Dimitrios A. Anagnostopoulos, Foteini F. Parlapani, Ioannis S. Boziaris

Laboratory of Marketing and Technology of Aquatic Products and Foods, Department of Ichthyology and Aquatic Environment, School of Agricultural Sciences, University of Thessaly, Volos, Greece.



The modern dietary trends have led to a continuously increasing demand for seafood. Both high quality and extended shelf-life of seafood is required to satisfy the nowadays dietary tendency, as well as the industrial interest to increase the added value of such products. However, microbial spoilage is the main factor linked with the rapid seafood sensorial degradation, resulting in high food losses along the production and distribution chain and thus, noteworthy economic losses for seafood producingcountries. In the past, the low technological capability permitted a limited and non-representative study of microbial community and thus, the results of spoilage-related microbiota present in seafood, were led to both insufficient and disputed conclusions.

Scope and approach

The scope of the present review is to evaluate how method development has improved our understanding on seafood spoilage microbiota during the past decades, discussing in parallel the current/emerging trends, as well as what could be recommended for future research efforts.

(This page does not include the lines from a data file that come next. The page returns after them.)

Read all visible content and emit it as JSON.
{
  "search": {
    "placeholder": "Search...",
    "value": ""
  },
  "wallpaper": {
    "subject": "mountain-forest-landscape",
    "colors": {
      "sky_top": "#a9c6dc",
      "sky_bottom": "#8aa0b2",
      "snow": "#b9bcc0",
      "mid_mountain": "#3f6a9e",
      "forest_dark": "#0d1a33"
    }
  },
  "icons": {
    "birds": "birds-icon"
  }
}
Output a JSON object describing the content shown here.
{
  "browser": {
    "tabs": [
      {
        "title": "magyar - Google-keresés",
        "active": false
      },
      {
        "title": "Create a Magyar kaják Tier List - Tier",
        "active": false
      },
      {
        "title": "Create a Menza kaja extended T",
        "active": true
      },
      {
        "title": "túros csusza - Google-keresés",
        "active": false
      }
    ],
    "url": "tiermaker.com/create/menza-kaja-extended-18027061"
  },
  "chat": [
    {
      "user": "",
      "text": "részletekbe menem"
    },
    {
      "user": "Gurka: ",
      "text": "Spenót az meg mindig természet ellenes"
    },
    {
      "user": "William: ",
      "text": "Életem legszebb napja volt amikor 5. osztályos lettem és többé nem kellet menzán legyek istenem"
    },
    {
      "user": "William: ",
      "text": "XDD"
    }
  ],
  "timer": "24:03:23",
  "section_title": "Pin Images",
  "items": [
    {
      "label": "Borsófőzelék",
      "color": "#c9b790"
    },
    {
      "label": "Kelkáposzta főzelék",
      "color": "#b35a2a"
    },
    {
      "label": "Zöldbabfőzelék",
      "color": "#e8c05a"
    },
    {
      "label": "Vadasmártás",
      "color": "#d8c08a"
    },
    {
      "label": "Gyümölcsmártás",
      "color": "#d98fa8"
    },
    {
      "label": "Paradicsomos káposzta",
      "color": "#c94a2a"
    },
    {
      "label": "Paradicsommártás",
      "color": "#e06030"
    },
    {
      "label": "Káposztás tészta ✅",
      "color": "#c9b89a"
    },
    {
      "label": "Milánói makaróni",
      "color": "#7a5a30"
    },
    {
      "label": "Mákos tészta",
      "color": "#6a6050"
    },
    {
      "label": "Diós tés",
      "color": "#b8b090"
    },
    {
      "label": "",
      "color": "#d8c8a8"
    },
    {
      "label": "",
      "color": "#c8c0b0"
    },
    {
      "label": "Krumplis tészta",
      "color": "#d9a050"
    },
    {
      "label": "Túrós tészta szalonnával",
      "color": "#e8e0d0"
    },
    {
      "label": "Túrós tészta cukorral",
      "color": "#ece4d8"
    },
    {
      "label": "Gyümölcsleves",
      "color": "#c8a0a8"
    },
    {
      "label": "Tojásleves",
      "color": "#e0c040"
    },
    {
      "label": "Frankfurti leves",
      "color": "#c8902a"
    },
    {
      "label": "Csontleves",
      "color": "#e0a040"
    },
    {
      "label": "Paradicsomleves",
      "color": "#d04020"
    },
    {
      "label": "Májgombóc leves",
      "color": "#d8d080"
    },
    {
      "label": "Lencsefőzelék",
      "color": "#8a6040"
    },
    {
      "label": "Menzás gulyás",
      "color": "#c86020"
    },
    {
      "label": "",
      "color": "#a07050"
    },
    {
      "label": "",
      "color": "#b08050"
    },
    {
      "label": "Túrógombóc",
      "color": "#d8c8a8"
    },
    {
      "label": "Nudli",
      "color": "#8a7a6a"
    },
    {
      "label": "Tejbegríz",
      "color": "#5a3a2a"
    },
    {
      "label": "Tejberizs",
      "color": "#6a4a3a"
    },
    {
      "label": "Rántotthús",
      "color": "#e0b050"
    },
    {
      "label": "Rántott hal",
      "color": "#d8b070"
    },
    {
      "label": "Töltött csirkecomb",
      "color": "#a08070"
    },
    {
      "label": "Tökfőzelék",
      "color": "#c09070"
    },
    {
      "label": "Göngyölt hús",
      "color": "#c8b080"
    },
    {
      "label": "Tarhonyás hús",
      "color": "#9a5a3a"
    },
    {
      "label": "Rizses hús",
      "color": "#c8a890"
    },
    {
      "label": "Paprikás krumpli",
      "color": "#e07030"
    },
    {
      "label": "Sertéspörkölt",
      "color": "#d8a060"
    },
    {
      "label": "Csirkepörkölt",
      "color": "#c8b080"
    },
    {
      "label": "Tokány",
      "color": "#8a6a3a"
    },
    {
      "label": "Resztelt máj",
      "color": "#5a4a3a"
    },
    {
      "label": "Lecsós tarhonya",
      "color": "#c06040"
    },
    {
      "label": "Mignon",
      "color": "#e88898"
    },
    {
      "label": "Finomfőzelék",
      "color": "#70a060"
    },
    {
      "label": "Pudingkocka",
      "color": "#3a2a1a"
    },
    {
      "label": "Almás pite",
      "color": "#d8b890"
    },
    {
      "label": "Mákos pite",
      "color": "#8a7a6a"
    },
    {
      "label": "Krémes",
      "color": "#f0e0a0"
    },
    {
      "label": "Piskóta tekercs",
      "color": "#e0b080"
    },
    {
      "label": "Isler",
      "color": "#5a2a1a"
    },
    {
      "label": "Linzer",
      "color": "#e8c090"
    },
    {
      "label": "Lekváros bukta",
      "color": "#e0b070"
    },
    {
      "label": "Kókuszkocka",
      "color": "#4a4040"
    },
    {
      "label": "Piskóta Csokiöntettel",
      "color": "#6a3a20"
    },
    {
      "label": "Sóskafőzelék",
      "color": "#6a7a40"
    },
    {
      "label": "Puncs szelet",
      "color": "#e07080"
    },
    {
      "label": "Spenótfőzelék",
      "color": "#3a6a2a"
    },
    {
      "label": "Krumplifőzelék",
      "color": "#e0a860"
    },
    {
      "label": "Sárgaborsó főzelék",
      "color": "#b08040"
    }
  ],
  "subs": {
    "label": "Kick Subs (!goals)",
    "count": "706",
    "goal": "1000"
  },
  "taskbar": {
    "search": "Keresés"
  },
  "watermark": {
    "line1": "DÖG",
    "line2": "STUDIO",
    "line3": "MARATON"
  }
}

Key findings and conclusions

The advent of novel molecular technologies, mainly high throughput sequencing (HTS) set of techniques, has changed our approach regarding the study of seafood microbiota, enriching our knowledge in this field. For improving and/or ensuring seafood quality along seafood value chain, the scientific community has now the option of using such modern tools to explore and understand the complex plenomena taking place during seafood spoilage.The study of seafood microbiota changes during processing, storage and distribution, in combination with the “meta-omics” approaches, is the key to unveil the functionalities in such complicated food matrix. In the current decade, the scientific community faces the challenge to establish novel and intelligent strategies that could prevent seafood spoilage as well as to extend or even predict the shelf-life of seafood. The contribution of multi-omics is expected to enhance this attempt. Those strategies will lead to the production of high quality added value seafood, in order to meet consumers’ demands.